Disclaimer: I, sadly, still lack the rights to Inception just like I still lack the rights to Arthur. Hmph.

A/N: I really appreciated all the feedback I got for my last Arthur/Eames fic so I was eager to write another. Personally, I'm pretty pleased with how it turned out so I hope you guys enjoy it as much as I do.

The question is simple enough- expected, really; and not just because it's coming from someone who seems to be naturally curious about everything. It's something that everyone happens to wonder about someone else at some point in time and Arthur is actually surprised that Ariadne takes so long to ask.

What do you dream about?

His answer is just as simple. Calculated. Clipped.

I don't.

Too many years on the job, he tells her. He says he's lost the ability and tries to make it seem believable with a disheartened little shrug. She responds with a frown and he knows then that her blind faith and trust in him are allowing him to get away with his lie and that makes his stomach churn with guilt.
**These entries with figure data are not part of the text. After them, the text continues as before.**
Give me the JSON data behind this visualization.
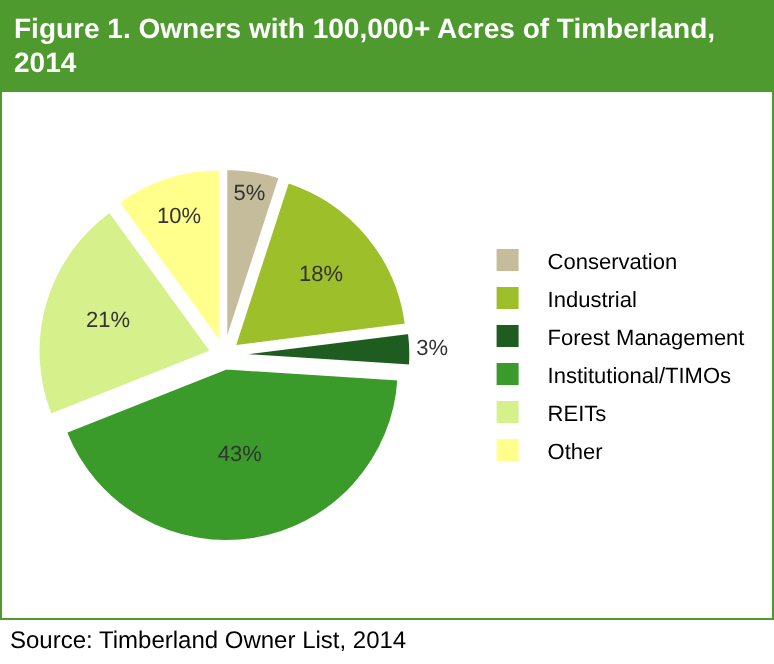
{
  "chart_data": {
    "type": "pie",
    "title": "Figure 1.  Owners with 100,000+ Acres of Timberland, 2014",
    "categories": [
      "Conservation",
      "Industrial",
      "Forest Management",
      "Institutional/TIMOs",
      "REITs",
      "Other"
    ],
    "values": [
      5,
      18,
      3,
      43,
      21,
      10
    ],
    "value_labels": [
      "5%",
      "18%",
      "3%",
      "43%",
      "21%",
      "10%"
    ],
    "colors": [
      "#c4bc9a",
      "#9cbf2a",
      "#1f5c1f",
      "#3a9a2a",
      "#d6f08c",
      "#ffff8c"
    ],
    "legend": "right",
    "annotations": [
      "Source: Timberland Owner List, 2014"
    ]
  }
}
Because as much as he'd like to be able to answer her honestly, Arthur can't.

He can't bring himself to tell her that he does in fact dream or that the things he dreams about are the things of nightmares- haunting and vivid and painful memories that he struggles to keep repressed in the depths of his subconscious.

It's easier to pretend that when his eyelids grow heavy and droop and his vision clouds and his limbs grow limp that his mind goes just blank but of course it doesn't.

And when Ariadne finds him jolted awake, sweaty and tangled up in a mess of limbs and sheets, it's easier to say that he was just restless- tossing and turning and unable to get comfortable- and that she shouldn't worry and should just go back to sleep.

The lies continue pile up on a daily basis but no matter how much he wants to tell her the truth and no matter how hard he tries to spit it out, he just can't do it.

He just doesn't have the heart to tell her that it's not her face he dreams about.

It's not her soft and silky hair that he runs his fingers through because hers is too long and entirely the wrong shade of brown.

It's not her voice that echoes through his head because his name doesn't sound right when it rolls off her tongue because it lacks the proper accent.

It's not her lips he feels on his because hers are soft and gentle rather than rough and chapped.

It's not her skin that he nuzzles his nose against because she smells like flowers rather than musky aftershave.

It's not her that he imagines making love to because every little sigh and gasp and moan she makes are wrong- everything about it is just wrong.

Arthur tries to tell himself that he made the right decision but his brain and his heart seem to have two totally different definitions of right. That day in the airport, he was presented with a choice- a proverbial fork in the road with Ariadne on one side and Eames on the other; his heart and his brain pulling him in two different directions.

And Arthur had chosen to listen to his brain.

Ariadne could make him happy, he'd reasoned, because she was what was supposed to make him happy.

And in a way, she does. She's bright and beautiful and she's similar to him and he supposes that in some ways, he loves her, because she's stable and she doesn't come in and out of his life like a tide. There's never any second guessing with her because everything just flows in one comfortable rhythm and she's devoted which is something that Eames could never give him.

But then again, there were a lot of things that Eames could have given him that she can't.

And they always, always trump the things that she can.

He supposes that the dreams are like payback in a way- one big fuck you to the part of him that made that decision that day.

Arthur knew he was choosing wrong and yet he did it anyway. And now? Now he's being taunted for it.

He always feared the thought of never being able to dream again but as he wakes from a sound sleep with a whisper of Eames' name on his lips; he can't help but wonder if it would really be that bad.